February 28, 2019 3:36 PM |

According to a study, two third of deaths from air pollution in India are associated with secretions from diesel vehicles that claimed whopping 385,000 lives in 2015.

In the very same year, all the diesel vehicles on-road were responsible for nearly half of the health impacts of air pollution from vehicles worldwide. USD one trillion was the approximate global cost of these transportation-attributable health impacts in 2010 and 2015.

A major source of outdoor air pollution worldwide is the exhaust from vehicles. Moreover, the enormous health impacts are also unevenly distributed, both geologically and among various sections of the transportation sector, such as light-duty and heavy-duty vehicles.

The study by researchers linked the advanced vehicle emissions, air pollution, and epidemiological models to evaluate health impacts at the global, regional, national, and local levels in 2010 and 2015.

Air Pollution in Delhi

The study also depicts the most detailed picture available to the date of the global, regional, and local health impressions. This can be attributed to secretions from four transportation subsectors: on-road diesel vehicles, other on-road vehicles, shipping, and non-road mobile engines such as agricultural and construction equipment.

The vehicle emissions were linked to about 361,000 premature deaths from ambient PM2.5 and ozone worldwide in 2010 and about 385,000 in 2015, the researches of the study estimate.

The four largest vehicle markets in 2015: China, India, the European Union, and the US witnessed an estimated 70% of these impacts. Out of this, the finish from on-road diesel vehicles was responsible for nearly half of the impacts: 181,000 premature deaths worldwide, and fully two-thirds in India, France, Germany, and Italy.

The universal health problem of on-road diesel vehicles, including the PM2.5 and ozone impacts of all tailpipe emissions, is 68% higher than formerly assessed for diesel discharges.

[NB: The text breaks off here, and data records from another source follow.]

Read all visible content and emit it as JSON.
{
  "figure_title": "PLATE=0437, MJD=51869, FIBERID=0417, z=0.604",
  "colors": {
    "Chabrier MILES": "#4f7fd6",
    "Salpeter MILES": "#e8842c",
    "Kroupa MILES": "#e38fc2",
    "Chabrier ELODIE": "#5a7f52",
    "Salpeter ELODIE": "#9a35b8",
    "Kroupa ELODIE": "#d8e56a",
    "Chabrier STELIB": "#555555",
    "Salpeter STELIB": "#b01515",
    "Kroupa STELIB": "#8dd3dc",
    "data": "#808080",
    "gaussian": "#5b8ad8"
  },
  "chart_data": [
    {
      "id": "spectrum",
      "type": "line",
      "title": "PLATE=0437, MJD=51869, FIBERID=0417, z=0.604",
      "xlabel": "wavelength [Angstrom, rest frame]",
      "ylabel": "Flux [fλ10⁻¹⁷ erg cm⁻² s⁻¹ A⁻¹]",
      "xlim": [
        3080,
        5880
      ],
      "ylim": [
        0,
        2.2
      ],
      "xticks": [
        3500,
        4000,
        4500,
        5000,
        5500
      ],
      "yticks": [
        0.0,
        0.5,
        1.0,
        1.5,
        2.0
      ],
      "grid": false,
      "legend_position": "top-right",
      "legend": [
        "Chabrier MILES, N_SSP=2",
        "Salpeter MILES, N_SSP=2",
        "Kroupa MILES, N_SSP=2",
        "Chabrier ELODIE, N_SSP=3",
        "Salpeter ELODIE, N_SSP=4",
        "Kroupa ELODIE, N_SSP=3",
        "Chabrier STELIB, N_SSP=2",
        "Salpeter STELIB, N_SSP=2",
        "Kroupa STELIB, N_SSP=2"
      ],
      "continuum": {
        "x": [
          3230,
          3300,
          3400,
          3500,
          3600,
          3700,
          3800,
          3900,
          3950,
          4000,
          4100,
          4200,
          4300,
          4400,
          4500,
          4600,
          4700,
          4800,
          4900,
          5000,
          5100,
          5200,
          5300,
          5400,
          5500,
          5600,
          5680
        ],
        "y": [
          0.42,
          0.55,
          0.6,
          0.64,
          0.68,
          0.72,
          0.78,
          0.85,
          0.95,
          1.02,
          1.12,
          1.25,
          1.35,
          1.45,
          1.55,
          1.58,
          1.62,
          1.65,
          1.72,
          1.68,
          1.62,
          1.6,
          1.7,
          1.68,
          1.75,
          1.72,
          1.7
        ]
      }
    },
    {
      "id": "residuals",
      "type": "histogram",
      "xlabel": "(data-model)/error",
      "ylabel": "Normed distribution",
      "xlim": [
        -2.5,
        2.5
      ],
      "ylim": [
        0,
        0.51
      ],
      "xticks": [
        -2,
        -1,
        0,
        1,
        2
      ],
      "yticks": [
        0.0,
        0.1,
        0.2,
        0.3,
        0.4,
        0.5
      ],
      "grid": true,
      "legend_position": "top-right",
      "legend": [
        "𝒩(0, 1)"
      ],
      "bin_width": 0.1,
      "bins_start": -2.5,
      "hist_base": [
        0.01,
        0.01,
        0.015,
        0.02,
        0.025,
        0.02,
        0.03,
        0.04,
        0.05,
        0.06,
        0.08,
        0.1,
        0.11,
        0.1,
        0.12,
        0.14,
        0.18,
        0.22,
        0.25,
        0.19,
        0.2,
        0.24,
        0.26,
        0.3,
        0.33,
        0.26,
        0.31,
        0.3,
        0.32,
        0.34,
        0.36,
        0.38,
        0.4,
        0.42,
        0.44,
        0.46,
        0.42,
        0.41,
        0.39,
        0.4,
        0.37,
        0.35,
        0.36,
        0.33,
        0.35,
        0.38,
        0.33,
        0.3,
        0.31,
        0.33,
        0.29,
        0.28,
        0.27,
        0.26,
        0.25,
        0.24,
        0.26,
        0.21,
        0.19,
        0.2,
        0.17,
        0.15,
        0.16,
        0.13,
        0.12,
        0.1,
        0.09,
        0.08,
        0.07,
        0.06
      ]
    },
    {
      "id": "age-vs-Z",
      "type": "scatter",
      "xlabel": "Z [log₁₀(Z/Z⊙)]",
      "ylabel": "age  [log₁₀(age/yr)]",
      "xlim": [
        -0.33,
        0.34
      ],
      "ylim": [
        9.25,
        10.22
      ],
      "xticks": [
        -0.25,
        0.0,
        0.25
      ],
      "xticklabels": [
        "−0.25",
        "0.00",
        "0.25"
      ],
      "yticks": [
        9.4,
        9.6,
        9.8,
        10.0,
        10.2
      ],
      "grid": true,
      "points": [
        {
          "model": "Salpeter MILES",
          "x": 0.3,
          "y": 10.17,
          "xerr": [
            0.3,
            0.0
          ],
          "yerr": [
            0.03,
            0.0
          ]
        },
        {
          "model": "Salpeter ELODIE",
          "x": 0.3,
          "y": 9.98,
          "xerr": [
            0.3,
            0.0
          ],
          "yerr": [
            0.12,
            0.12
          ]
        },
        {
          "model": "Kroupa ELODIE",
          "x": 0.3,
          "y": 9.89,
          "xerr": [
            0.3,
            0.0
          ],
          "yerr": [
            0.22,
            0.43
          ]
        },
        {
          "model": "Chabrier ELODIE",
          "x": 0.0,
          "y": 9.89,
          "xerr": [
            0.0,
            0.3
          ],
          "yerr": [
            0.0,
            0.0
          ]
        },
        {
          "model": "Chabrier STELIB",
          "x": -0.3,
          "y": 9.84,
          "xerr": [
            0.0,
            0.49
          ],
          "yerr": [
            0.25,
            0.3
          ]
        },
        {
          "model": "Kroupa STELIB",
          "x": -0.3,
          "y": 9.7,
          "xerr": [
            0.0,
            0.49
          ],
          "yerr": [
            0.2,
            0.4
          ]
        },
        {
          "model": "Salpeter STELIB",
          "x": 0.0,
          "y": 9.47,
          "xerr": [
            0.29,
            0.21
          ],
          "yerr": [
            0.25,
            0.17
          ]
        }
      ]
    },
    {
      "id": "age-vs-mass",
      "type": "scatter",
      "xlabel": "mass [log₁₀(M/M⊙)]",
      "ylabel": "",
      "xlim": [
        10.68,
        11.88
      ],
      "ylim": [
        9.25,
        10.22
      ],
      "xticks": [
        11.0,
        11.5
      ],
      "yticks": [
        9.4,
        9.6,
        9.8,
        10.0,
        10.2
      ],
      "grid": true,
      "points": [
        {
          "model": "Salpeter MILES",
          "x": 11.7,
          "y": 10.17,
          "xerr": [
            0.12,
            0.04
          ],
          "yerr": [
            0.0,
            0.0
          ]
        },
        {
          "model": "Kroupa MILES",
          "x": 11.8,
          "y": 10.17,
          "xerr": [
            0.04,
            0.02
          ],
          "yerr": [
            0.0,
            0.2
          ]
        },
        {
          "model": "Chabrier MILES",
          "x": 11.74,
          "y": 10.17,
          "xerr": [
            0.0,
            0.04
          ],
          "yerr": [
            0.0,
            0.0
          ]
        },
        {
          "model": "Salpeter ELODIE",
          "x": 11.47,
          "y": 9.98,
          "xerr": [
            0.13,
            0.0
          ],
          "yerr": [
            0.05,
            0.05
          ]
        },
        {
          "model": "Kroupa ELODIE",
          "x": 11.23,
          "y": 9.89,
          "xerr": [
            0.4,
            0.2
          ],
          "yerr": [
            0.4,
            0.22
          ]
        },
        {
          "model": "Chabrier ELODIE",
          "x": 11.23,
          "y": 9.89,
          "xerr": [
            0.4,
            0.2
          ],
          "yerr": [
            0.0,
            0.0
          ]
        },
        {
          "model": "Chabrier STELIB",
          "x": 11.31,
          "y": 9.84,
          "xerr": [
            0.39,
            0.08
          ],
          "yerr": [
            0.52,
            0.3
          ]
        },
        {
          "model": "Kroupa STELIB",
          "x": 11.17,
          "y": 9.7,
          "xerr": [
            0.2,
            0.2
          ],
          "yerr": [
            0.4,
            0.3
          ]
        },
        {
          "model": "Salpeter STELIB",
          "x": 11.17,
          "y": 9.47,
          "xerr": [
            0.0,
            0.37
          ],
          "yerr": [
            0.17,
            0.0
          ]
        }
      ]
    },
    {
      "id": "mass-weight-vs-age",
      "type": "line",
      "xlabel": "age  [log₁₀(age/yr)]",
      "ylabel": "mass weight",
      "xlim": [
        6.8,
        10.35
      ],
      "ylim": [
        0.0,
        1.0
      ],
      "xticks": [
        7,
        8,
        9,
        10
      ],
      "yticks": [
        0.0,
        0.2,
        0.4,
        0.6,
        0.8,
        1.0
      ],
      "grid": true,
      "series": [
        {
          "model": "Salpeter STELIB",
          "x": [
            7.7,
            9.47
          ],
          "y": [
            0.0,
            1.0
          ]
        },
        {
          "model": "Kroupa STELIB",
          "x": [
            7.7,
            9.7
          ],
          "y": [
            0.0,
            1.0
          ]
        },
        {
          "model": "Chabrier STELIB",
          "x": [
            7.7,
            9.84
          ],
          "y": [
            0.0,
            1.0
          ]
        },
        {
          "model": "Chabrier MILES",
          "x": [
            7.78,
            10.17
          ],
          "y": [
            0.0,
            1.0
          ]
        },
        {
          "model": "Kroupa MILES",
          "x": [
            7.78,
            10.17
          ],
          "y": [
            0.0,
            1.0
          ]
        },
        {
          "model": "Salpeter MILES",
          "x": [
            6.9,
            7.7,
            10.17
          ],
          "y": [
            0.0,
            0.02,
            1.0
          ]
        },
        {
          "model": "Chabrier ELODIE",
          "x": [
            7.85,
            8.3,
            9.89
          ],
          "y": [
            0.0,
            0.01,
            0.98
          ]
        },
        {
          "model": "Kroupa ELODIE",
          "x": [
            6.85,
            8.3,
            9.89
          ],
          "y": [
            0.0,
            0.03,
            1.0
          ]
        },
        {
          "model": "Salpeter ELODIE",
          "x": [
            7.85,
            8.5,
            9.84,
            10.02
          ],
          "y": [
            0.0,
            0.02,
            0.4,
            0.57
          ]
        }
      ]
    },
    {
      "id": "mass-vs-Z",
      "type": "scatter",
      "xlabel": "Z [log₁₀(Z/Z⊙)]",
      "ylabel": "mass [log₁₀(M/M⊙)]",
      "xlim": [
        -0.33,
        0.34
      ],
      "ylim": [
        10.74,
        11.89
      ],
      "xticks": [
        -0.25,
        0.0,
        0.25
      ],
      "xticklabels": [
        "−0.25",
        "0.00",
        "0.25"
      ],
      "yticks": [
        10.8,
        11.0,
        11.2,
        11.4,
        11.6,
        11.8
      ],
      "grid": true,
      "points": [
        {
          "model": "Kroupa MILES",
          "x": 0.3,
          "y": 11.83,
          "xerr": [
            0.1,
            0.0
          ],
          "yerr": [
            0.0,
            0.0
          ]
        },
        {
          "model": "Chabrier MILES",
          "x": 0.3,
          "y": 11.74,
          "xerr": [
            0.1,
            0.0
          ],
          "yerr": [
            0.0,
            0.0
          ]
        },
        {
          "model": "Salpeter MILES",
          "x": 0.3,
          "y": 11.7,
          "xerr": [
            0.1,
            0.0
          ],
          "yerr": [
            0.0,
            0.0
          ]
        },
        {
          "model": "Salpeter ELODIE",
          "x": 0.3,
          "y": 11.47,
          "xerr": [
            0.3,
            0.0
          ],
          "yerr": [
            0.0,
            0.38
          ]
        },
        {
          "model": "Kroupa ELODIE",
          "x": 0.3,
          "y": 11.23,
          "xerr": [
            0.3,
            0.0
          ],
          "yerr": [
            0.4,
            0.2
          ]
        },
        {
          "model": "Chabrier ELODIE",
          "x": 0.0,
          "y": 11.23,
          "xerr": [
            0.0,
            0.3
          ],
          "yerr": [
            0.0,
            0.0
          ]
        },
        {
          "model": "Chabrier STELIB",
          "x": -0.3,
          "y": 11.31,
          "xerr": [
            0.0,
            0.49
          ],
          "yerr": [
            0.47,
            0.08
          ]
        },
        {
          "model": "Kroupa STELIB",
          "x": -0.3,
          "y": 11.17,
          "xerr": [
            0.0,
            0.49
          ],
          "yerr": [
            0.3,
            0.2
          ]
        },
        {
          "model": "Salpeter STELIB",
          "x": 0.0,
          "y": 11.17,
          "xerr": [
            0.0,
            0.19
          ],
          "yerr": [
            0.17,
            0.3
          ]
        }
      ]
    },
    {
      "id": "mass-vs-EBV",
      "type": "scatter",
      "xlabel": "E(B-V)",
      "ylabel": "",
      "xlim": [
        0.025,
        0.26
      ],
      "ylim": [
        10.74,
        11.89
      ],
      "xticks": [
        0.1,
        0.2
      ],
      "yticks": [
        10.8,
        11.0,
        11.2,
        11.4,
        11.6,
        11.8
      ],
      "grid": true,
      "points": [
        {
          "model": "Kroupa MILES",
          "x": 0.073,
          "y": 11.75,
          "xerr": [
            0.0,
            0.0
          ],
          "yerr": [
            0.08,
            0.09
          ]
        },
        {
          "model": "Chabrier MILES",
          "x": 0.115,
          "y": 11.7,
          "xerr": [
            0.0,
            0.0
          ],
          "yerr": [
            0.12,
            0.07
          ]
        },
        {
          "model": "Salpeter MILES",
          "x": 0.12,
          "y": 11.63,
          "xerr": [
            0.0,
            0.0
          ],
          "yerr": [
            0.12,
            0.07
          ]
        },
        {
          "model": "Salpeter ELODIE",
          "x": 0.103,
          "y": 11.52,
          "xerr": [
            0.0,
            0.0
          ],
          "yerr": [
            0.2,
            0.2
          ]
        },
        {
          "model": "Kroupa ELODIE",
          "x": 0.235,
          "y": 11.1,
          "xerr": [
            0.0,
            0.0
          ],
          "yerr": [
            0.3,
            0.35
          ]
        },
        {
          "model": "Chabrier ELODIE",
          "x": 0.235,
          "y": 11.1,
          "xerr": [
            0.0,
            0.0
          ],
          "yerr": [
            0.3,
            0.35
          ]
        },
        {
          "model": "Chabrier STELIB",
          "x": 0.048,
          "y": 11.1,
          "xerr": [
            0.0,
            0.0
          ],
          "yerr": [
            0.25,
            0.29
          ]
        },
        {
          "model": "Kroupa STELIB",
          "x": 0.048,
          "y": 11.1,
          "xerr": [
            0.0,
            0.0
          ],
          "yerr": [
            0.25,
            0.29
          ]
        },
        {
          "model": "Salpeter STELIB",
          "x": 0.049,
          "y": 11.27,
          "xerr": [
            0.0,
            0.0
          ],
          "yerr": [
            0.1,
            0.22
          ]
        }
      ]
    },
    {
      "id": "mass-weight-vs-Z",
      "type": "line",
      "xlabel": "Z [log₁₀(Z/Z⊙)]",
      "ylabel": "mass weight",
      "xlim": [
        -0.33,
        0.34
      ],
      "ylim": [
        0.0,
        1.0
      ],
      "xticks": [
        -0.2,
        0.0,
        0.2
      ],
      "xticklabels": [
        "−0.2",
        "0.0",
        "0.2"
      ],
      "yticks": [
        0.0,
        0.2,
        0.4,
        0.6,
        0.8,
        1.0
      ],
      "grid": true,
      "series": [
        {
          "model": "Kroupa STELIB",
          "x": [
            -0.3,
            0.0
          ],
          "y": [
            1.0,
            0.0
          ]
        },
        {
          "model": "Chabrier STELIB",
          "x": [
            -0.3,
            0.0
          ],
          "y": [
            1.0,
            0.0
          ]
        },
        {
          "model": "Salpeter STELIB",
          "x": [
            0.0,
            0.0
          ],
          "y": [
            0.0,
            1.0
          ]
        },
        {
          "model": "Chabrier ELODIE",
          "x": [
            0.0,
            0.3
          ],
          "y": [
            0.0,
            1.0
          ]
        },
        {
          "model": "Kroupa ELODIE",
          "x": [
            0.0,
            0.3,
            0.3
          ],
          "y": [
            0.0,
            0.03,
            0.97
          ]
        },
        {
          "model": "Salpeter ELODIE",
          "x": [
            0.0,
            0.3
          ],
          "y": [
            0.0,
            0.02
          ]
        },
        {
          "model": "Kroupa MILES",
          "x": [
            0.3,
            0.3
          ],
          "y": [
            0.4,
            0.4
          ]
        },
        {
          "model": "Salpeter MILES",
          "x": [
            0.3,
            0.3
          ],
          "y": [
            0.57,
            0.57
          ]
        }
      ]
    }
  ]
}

Policy, demographic, economic and technological changes influence the distribution of health impacts and air pollution from transportation.

In addition to the estimated health effects on worldwide, regional, and national scales, the study also assessed the impacts in 100 major urban areas worldwide.

According to the Global Burden of Disease (GBD) study of 2017, ambient air pollution is the leading environmental health risk factor worldwide, contributing to 3.4 million premature deaths annually from heart and lung diseases and diabetes.

Experts across the world are of the view that future seems to be dark if timely measures are not taken. Vehicle attributable health impacts declined in the US, European Union, and Japan as vehicle emission standards were implemented, but countries like India and China are yet to follow.